When I originally reviewed this book, I was ambivalent about the ending, mainly in terms of certain characters not behaving in ways that were consistent with how they had presented throughout the novel. Shortly afterward, I found a terrific interview with Tana French on the always thought-provoking site Electric Lit. The article’s title, Tana French’s The Witch Elm Is an Exploration of White Male Privilege, is perhaps inevitable in the #MeToo era, but French’s central thesis is more nuanced than that headline suggests. As she says about conceiving the novel’s plot, “Mainly, I was thinking about the connection between luck and empathy. If we’ve been too lucky in one area of life, that can stunt our ability to empathize with people who haven’t been that lucky.” I’ve been guilty of this myself, assuming that because I found certain college classes easy that anyone who didn’t wasn’t trying hard enough. Not a good look, that!

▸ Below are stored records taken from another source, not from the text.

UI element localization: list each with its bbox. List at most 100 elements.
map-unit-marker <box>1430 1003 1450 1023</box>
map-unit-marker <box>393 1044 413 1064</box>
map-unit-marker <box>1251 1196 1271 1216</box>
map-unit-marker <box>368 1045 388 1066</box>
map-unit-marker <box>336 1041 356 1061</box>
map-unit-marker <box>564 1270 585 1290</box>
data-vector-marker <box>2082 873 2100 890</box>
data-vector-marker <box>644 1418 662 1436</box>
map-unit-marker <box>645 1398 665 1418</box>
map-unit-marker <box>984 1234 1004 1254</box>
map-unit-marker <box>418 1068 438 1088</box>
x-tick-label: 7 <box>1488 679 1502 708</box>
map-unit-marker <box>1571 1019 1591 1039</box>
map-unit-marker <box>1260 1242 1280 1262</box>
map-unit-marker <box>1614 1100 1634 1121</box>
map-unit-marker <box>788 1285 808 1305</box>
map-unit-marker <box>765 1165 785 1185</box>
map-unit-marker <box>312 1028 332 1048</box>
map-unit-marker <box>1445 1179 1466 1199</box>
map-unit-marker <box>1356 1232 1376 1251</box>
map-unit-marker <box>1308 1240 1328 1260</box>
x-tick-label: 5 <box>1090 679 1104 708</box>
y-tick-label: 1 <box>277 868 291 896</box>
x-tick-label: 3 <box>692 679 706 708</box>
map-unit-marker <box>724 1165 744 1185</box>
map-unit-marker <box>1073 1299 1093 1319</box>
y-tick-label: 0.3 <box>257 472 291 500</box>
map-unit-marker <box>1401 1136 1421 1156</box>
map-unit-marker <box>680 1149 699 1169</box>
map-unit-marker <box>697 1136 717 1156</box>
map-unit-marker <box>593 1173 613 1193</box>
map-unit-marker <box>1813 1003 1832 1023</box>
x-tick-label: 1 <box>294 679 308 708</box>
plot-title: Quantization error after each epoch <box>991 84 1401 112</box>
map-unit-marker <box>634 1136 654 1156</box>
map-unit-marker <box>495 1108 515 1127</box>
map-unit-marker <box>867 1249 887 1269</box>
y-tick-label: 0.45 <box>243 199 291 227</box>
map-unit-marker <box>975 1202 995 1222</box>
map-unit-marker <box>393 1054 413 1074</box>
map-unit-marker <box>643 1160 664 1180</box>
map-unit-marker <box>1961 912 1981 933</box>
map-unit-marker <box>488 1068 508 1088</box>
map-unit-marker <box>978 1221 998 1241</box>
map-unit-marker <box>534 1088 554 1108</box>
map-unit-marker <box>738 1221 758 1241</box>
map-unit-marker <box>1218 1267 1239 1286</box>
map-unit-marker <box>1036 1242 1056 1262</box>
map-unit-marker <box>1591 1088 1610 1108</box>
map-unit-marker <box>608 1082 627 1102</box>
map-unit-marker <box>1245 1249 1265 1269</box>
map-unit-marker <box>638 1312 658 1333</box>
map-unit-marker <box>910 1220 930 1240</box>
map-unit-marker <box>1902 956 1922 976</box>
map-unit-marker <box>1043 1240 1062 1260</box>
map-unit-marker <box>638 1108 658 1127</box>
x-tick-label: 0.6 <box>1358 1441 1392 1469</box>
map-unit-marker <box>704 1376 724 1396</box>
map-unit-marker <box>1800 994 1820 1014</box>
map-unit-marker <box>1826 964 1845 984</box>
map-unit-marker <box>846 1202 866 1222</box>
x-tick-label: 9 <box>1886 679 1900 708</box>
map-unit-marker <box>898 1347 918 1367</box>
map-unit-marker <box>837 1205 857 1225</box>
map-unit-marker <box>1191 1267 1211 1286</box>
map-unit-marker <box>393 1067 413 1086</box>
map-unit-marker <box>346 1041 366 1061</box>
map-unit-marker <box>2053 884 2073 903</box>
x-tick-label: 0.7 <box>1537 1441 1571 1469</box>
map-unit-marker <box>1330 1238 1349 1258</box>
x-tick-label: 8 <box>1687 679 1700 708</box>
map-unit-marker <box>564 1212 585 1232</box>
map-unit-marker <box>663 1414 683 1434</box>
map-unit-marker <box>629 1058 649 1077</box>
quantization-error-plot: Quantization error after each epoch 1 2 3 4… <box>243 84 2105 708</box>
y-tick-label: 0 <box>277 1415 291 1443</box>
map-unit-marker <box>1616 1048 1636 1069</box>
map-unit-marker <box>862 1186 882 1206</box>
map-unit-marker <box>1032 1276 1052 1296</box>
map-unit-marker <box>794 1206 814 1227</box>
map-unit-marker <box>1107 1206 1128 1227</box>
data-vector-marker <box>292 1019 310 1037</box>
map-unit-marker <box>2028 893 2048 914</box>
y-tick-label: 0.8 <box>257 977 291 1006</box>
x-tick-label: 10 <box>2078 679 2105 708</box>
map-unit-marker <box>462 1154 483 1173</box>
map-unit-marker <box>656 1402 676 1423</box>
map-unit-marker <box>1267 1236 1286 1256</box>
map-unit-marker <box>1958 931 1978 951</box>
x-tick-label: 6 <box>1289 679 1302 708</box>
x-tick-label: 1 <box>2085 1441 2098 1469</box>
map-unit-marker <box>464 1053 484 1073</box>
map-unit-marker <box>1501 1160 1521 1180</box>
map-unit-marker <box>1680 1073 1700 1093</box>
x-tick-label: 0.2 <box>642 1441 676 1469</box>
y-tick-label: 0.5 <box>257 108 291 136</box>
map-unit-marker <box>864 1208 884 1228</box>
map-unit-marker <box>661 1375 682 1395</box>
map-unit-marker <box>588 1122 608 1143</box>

I’ve enjoyed all of French’s books in the Dublin Murder Squad series, but this book’s standalone status isn’t a letdown in any way. As regular readers of French know, the DMS series does not follow the same cast of characters throughout. Each book places a different detective at the center of the story, with their colleagues whom we’ve come to know in previous books appearing in passing or not at all. For me, that’s one of the aspects that keeps the series so fresh and lively, but it also means that The Witch Elm doesn’t seem like a big departure. It’s still a murder mystery in Dublin, only told from a point of view outside the police station.

So no, The Witch Elm isn’t technically part of that series, but it shares the genetic code that makes French’s previous work so compelling: A firm grasp on the intricacies of plotting a murder mystery, believable characters (not to be confused with likable, necessarily), and a gift for keen observation and description that bring the settings alive. More real than reality, in some ways. Whatever that may be.